OTU clustering and taxonomic assignments
The bacterial and fungal sequencing data were analysed using
Quantitative Insights into Microbial Ecology (QIIME v 1.9.1,
http://qiime.org/) and pipeline for
analyses of fungal internal transcribed spacer (PIPITS v2.3,
https://anaconda.org/bioconda/pipits) softwares, respectively.
Paired end reads of approximately 300bp were obtained which were
analysed for quality using FastQC tool v 0.11.7.
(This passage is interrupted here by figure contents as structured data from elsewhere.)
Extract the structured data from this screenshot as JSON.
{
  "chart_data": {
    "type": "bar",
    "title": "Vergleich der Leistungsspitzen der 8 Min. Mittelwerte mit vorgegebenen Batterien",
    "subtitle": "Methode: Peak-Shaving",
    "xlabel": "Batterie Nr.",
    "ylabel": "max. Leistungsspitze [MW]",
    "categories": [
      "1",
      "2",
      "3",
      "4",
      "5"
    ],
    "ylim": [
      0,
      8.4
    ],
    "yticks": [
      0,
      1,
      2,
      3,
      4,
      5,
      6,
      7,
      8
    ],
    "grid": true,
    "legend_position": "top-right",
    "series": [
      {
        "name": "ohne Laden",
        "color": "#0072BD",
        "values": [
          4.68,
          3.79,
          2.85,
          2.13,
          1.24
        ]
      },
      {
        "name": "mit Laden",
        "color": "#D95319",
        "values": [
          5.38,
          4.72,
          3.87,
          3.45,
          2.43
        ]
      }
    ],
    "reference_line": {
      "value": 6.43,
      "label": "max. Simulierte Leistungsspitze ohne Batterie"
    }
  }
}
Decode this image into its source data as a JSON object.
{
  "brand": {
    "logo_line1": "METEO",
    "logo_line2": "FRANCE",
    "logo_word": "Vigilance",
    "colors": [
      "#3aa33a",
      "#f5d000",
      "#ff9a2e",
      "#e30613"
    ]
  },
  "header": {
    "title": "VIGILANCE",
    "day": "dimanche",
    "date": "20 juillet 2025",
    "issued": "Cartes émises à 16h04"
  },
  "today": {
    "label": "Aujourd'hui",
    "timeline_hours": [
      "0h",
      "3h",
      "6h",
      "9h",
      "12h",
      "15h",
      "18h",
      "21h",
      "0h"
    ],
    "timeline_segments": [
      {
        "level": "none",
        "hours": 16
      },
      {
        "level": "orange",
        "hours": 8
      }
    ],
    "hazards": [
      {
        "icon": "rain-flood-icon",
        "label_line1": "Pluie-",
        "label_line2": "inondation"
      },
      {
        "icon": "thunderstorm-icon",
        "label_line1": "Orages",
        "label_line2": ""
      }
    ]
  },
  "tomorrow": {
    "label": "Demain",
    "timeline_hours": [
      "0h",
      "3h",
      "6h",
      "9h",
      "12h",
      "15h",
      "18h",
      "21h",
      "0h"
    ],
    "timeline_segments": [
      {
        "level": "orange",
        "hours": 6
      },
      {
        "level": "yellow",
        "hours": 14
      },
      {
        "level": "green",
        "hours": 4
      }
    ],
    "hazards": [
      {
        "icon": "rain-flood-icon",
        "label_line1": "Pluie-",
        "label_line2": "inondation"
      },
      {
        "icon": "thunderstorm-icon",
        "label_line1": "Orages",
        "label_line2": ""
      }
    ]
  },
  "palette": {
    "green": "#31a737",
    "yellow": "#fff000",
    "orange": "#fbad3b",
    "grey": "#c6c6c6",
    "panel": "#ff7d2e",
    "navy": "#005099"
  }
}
(https://www.bioinformatics.babraham.ac.uk/projects/fastqc/). A
wide range of information related to the quality profile of the reads:
basic statistics, GC content, over-abundance of adaptors and
over-represented sequence was determined by the FastQC report. Raw
sequencing reads containing adaptors and primer sequences were quality
trimmed with the help of Cutadapt tool
(http://code.google.com/p/cutadapt/)
Fastq-Join tool (https://anaconda.org/bioconda/fastq-join) was
used to convert paired-end reads into longer contigs of V3-V4 consensus
sequence region. This tool operates by finding the overlap for each pair
of reads and combines them into a single read. These reads were
de-replicated to combine identical tags into unique sequences for the
construction of consensus quality profiles and identified sequencing
errors from the samples removed. Singletons and Chimeric sequences,
caused by the hybridization of DNA fragments from various species, were
filtered out using the parameter reference_chimera_detection default
implemented in the QIIME.
High quality bacterial and fungal sequences were binned/clustered into
operational taxonomic units (OTUs) by UCLUST and RDP classifier method
with reference to latest Green gene database
(http://greengenes.lbl.gov) and UNITE
database (https://unite.ut.ee) in QIIME and PIPITS respectively
using a similarity threshold of 97%. Finally, non-redundant and
representative OTUs obtained were classified up to species level
(wherever possible) followed by individual sample quantification.